At my massage the other day, I was talking to my therapist (who is also a close friend), and we were gabbing about doctors, and how they chalk things up to middle/old/whatever age, essentially recusing themselves from having to do anything to try to help you. "Useless doctors" is a favorite rant of mine, for sure. I shared an anecdote about A, and how he was a jogger, and when he went to the doctor about his knees that were bothering him on his runs, he basically got a "Whaddayawant? You're 40" kind of response. I commented that what he wanted was knees that were going to work for another 40 years, which actually turned out to be just 15 in his case.
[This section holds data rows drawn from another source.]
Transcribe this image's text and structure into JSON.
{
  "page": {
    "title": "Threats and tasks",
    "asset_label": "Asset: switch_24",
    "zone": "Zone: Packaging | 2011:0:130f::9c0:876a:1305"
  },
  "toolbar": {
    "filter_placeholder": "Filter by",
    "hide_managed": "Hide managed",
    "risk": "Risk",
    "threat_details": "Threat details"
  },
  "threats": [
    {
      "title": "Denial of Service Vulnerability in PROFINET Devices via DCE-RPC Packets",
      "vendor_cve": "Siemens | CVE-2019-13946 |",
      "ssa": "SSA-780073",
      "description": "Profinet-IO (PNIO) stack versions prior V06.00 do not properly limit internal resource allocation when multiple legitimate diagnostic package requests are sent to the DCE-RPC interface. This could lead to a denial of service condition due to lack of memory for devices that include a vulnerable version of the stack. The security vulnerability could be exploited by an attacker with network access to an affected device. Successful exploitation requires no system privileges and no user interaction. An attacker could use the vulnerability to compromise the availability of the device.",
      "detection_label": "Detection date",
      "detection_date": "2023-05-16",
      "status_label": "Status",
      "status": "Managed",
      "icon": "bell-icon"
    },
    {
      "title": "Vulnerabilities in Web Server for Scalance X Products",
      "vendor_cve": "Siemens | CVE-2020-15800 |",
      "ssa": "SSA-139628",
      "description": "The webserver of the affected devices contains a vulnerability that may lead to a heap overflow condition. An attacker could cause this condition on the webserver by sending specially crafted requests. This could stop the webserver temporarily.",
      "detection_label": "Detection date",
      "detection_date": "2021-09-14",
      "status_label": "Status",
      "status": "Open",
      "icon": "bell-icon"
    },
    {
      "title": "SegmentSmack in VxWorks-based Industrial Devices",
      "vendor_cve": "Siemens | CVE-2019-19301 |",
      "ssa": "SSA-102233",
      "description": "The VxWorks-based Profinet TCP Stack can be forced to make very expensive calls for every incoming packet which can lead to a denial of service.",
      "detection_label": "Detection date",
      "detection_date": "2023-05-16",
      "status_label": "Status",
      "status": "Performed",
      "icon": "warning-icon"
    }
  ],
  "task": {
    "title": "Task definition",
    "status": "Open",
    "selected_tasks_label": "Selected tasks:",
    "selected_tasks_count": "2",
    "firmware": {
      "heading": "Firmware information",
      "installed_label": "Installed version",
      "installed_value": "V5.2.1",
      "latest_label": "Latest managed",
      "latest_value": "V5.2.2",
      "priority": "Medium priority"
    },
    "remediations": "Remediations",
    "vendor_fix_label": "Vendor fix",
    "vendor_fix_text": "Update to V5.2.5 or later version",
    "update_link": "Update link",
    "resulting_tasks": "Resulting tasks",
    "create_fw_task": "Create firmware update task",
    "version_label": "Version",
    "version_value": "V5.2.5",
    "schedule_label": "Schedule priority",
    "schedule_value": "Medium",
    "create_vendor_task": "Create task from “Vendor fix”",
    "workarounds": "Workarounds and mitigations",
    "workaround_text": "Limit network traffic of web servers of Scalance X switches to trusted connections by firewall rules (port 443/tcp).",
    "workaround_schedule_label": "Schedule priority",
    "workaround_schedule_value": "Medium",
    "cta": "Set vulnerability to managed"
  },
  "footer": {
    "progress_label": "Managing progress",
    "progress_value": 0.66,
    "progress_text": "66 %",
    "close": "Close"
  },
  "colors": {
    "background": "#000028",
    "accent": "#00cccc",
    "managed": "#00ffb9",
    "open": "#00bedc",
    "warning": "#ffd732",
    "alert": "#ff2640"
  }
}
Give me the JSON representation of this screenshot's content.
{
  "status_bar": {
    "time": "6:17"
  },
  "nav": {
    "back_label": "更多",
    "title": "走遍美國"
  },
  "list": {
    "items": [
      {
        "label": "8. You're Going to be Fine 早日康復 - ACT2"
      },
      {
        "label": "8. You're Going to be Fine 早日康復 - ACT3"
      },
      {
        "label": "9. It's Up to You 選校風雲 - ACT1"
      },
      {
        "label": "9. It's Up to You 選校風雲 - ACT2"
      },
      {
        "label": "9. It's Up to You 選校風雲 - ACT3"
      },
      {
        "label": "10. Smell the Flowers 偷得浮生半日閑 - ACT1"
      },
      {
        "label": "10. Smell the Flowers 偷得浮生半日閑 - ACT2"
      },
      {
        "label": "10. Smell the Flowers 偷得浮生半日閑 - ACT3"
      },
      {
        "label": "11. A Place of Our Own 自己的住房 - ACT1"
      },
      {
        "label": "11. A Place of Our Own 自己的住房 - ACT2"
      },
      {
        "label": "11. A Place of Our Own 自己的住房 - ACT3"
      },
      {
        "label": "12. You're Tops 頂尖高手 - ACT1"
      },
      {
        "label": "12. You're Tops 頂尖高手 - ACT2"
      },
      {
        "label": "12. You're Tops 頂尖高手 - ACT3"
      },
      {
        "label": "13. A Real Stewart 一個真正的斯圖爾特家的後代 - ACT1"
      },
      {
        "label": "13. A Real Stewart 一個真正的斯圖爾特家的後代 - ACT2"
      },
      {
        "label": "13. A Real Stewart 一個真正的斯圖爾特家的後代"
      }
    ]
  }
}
The conversation moved on, as did the massage, and at the end, she wrapped various bits of me in hot towels and left me to relax on the table for a bit. In the solitude, I found myself staring up at the ceiling and suddenly, seemingly out of nowhere (but obviously triggered by the earlier conversational topic), my mind was shouting:
You died! How can you be dead? People don't generally die at 55; it's an abnormally young age to die.
It was a visceral reaction, felt more than thought, and stunning for its unexpected intensity, and it's unexpectedness, period. Sometimes it's like living in a dream. Well, not my dreams, which are always bizarre in the extreme, but maybe someone else's, where the oddest things are accepted and taken for granted in the dreamscape when they would make no sense at all in waking life. Time, habit, and a lot of hard work have acclimated me to the bizarre occurrence (in my life, if not in the world) that was A's death. But sometimes...sometimes I wake up in the middle of it like this and realize the shock never really went away; it was just dampened for a long time. Not that I'm complaining; you can't keep going if the edge of that knife is not dulled over time. But it's always, always there.
5 years, 7 months, 12 days later, and this has not changed: I understand that this is; I will never understand why it is. It still surprises me that it's true.